In [1]:
import requests

response = requests.get('https://api.github.com/repos/pytorch/issues', # pytorch가 path parameter이므로 
                                                                       # 별도의 parameter 설정 생략 가능
                        headers={'Accept' : 'application/vnd.github.text-match+json'})
print("Response Code", response.status_code)
print("Number of comments", len(response.json()))

Response Code 403
Number of comments 2


In [2]:
# Pagination
response.links

{}

In [3]:
# 재귀함수
# 파이썬에서 기본적으로 최대 1,000회 Recursion(재귀) 반복
# 설정을 통해 횟수 상한 증가 가능
# import sys
# sts.setrecursionlimit(10**5) # 10의 5제곱으로 반복 횟수 증가

def get_all_pages(url, params = None, headers = None):
    output_json = []
    response = requests.get(url, params = params, headers = headers)
    if response.status_code == 200:
        output_json = response.json()
        if 'next' in response.links:
            next_url = response.links['next']['url']
            if next_url is not None:
                output_json += get_all_pages(next_url, params, headers)
    return output_json

In [4]:
import pandas as pd

out = get_all_pages(
    "https://api.github.com/repos/pytorch/pytorch/issues/comments",
    params={
        'since': '2022-01-01T10:00:01Z',
        'sorted': 'created',
        'direction': 'desc'
    },
    headers = {"Accept": "application/vnd.github+json"}
)

df = pd.DataFrame(out)
print(df['body'].count())
df[['id', 'created_at', 'body']].sample(1)

KeyError: 'body'

In [5]:
# 시간당 속도 제한
response = requests.head("https://api.github.com/repos/pytorch/pytorch/issues/comments")
print('X-Ratelimit_Limit', response.headers['X-Ratelimit-Limit'])
print('X-Ratelimit_Remaining', response.headers['X-Ratelimit-Remaining'])
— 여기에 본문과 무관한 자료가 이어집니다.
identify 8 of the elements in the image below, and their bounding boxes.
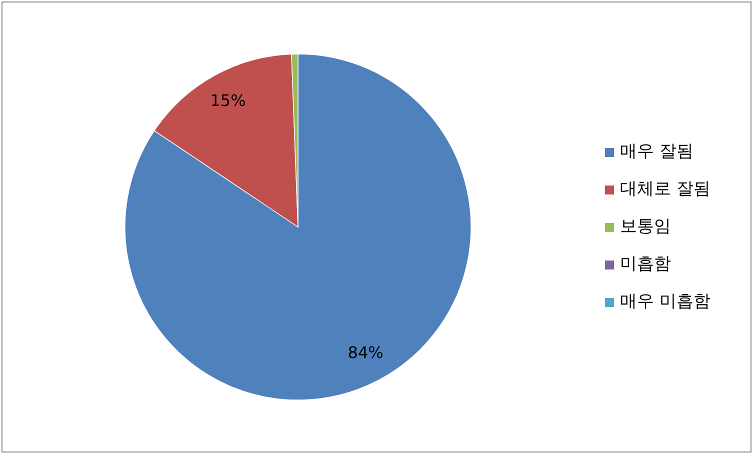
pie-slice [124,54,472,400]
legend-label: 매우 잘됨 [620,142,694,162]
legend-label: 미흡함 [620,254,671,274]
legend-label: 매우 미흡함 [620,292,710,312]
legend-label: 보통임 [620,216,671,237]
legend-label: 대체로 잘됨 [620,179,710,200]
data-label: 84% [348,343,384,362]
data-label: 15% [210,90,246,110]
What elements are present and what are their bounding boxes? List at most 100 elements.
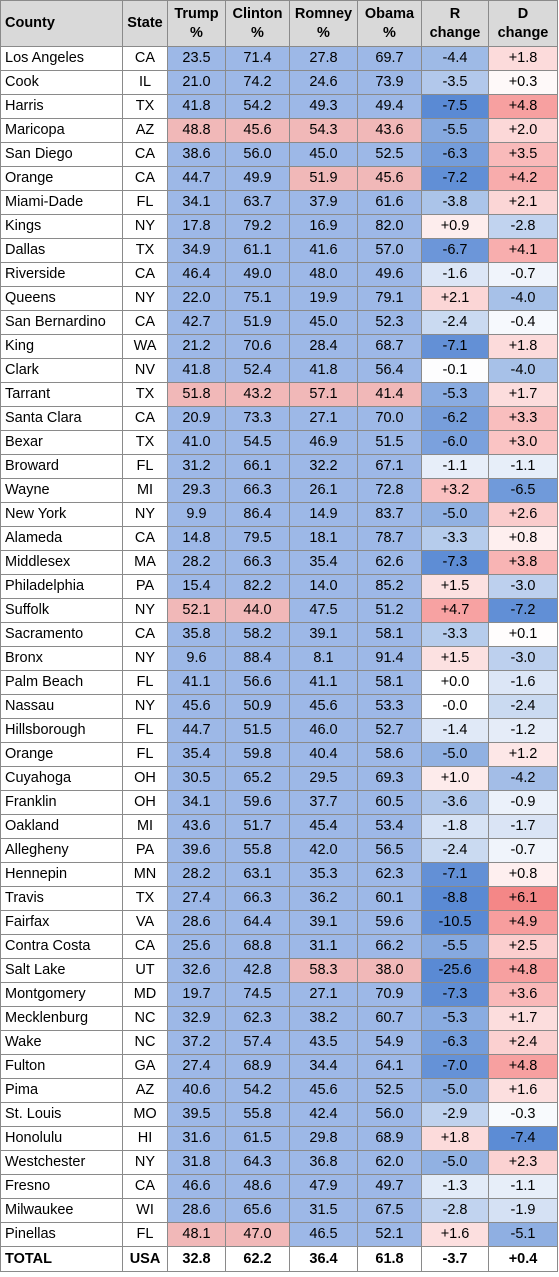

# UTC 시간을 사람이 읽을 수 잇는 형식으로 변환
import datetime
print('Rate Limit reset at', datetime.datetime.fromtimestamp(int(response.headers['X-RateLimit-Reset'])).strftime('%c'))

X-Ratelimit_Limit 60
X-Ratelimit_Remaining 0
Rate Limit reset at Mon Feb 27 18:14:22 2023


In [6]:
# 분당 속도 제한

from datetime import datetime
import time

def handle_rate_limits(response):
    now = datetime.now()
    reset_time = datetime.fromtimestamp(int(response.headers['X-RateLimit-Reset']))
    remaining_requests = response.headers['X-Ratelimit-Remaining']
    remaining_time = (reset_time - now).total_seconds()
    intervals = remaining_time / (1.0 + int(remaining_requests))
    
    print("Sleeping for", intervals)
    time.sleep(intevals)
    return True

In [7]:
# 네트워크 오류를 감안한 코드 작성
from requests.adapters import HTTPAdapter
from requests.packages.urllib3.util.retry import Retry

retry_strategy = Retry(
    total = 5, # 재시도 횟수
    status_forcelist = [500, 503, 504], # 재시도할 상태코드 목록
    backoff_factor = 1 # 각 시도마다 간격을 늘려주는 수치
    # time_delay = backoff_factor * (2**(총 재시도 횟수 - 1))
)

retry_adapter = HTTPAdapter(max_retries=retry_strategy)

http = requests.Session()
http.mount("https://", retry_adapter)
http.mount("https://", retry_adapter)

response = http.get("https://api.github.com/search/repositories",
                    params={'q':'data_science+language:python'})

for item in response.json()['items'][:5]:
    print(item['name'])

data-science-from-scratch
PySyft
data-science-blogs
galaxy
DataCamp